Limitations & cautions

  • Whether third-party rights under the Contracts (Rights of Third Parties) Act 1999 are adequately preserved requires legal review — the tool pseudonymises personal data in those provisions but does not alter their legal effect.
  • Deadlock mechanisms referencing named casting-vote holders are pseudonymised; verify consistency in the pseudonymised version before sharing with financiers.

FAQ

Are third-party rights under the 1999 Act affected by pseudonymisation?

The substantive right-conferral language is preserved. If the right is conferred on a named individual, that name is pseudonymised in the review copy. The executed version must re-identify all named beneficiaries to ensure the right is enforceable.

Can I pseudonymise an unincorporated JV agreement and an incorporated JV shareholders' agreement in the same batch?

Yes. Upload all related documents together; the engine tracks individuals across both and applies consistent pseudonyms.

How does the tool handle nominee shareholder arrangements disclosed in the JV agreement?

Named nominees and the beneficial owners they act for are each pseudonymised individually, with distinct pseudonyms, so the nominee / beneficial-owner relationship structure is preserved.

Commercial Contracts

About this page

We update this page when our platform or the law changes.

Read our founder note for how we work.

Each change shows up in the timestamp at the top.

We follow these rules

  • GDPR (EU 2016/679).
  • ISO/IEC 27001:2022.
  • NIS2 (EU 2022/2555).
  • HIPAA safe harbor under 45 CFR § 164.514(b)(2).

Our promise

We do not sell your data.

We do not train models on your text.

We store your files in Germany.

You can delete your account at any time.

You own your work.

Where we run

Our servers live in Falkenstein, Germany.

We use Hetzner. They hold ISO 27001 certification.

All data stays in the EU.

Backups run every day.

Need help?

Email support@anonym.legal.

We reply within one business day.

How we test

We run a full check suite on every release.

Each surface gets its own sweep script and report.

Human reviewers spot-check the output each week.

We track recall and precision on a labelled set.

Bad runs block the deploy.

What we never do

  • We never sell your information to third parties.
  • We never train models on what you upload.
  • We never keep your work after you delete it.
  • We never share keys with any outside firm.
  • We never run ads inside the product.

Plans in plain words

We sell credits, not seats.

One credit covers one short job.

Long jobs use a few credits each.

You can top up at any time.

Unused credits roll over each month.

Read the plans page for current rates.

Who built this

A small team of engineers and lawyers built this.

We ship from Europe and work in the open.

Our founder note spells out why we started.

Where to start

How the parts fit

A browser add-on cleans text inside Chrome.

A Word plug-in handles drafts in Office.

A small desktop tool works on whole folders.

An agent protocol link feeds large models safely.

All four share one core engine and one rule set.

Words from our team

We started this work after a lunch about cookies.

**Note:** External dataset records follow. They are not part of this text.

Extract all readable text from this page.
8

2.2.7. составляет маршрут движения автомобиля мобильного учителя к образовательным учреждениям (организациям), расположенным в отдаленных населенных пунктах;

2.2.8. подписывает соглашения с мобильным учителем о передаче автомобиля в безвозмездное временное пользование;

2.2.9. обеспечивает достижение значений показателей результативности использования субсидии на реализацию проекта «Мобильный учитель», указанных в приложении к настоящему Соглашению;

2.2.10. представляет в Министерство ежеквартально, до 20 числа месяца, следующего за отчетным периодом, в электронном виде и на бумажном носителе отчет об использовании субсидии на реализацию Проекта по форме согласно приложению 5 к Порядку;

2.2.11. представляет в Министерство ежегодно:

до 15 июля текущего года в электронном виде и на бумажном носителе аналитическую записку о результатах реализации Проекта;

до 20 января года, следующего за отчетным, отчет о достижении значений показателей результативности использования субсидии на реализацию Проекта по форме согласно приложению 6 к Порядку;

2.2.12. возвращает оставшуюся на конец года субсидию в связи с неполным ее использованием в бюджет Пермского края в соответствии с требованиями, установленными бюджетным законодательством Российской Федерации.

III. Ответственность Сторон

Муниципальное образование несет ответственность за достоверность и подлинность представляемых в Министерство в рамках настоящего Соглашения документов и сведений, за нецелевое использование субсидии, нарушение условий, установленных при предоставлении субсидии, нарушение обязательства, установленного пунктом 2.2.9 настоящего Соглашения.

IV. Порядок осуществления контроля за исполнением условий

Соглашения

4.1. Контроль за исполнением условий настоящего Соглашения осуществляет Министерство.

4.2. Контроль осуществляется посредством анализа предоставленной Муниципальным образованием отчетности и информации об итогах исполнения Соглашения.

One friend kept getting odd ads on her phone.

We asked why a court file leaked through a draft.

We sketched the first build on a napkin that week.

By month three we had a tiny demo for a friend.

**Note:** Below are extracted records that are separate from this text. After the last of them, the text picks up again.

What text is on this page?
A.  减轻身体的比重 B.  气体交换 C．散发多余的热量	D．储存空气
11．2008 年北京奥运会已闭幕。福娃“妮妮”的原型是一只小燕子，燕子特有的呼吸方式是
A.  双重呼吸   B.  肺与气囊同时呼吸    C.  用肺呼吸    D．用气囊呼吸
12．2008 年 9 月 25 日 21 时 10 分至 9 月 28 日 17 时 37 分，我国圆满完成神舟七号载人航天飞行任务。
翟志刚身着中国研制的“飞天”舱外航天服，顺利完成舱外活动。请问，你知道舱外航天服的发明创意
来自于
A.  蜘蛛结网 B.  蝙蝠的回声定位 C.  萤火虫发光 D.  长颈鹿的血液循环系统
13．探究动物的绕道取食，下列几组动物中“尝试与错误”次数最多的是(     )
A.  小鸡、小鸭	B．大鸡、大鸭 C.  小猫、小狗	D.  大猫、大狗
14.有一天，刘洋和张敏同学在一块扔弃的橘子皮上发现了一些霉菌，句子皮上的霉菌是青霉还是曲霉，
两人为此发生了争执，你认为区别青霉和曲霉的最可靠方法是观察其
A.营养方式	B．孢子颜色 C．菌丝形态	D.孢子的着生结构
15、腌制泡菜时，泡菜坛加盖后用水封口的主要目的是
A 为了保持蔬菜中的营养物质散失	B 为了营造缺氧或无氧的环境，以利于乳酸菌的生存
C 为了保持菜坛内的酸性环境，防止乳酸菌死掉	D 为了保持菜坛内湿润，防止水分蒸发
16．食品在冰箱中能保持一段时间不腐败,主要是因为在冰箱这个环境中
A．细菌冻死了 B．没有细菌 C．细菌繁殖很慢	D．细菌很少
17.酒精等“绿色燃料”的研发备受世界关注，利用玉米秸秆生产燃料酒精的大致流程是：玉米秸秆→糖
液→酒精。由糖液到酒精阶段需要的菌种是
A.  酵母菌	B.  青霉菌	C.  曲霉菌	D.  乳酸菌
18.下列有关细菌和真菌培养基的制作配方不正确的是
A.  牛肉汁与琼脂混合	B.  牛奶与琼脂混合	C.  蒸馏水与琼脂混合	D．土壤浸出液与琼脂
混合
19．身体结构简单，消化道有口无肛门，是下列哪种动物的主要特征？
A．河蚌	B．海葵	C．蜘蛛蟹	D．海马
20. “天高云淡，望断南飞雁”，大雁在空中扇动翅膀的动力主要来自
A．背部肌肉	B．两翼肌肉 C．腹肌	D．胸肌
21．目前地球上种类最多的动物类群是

She used it on her first case the next day.

Common questions we hear

Can the tool read scanned PDFs? Yes, with OCR.

Does it work on long files? Yes, in small chunks.

Can I roll my own rule set? Yes, save it as a preset.

Does it run offline? The desktop build runs offline.

Do you keep my files? No, the cloud build wipes after each run.

Will it learn from my work? No, we never train on inputs.

A short tour of the workflow

Upload a file or paste a snippet of prose.

Pick the entities you want gone from the draft.

Choose a method: replace, mask, hash, encrypt, or redact.

Press run and watch the side panel show each hit.

Skim the result and tweak any rule that misfired.

Save the cleaned file or send it to a teammate.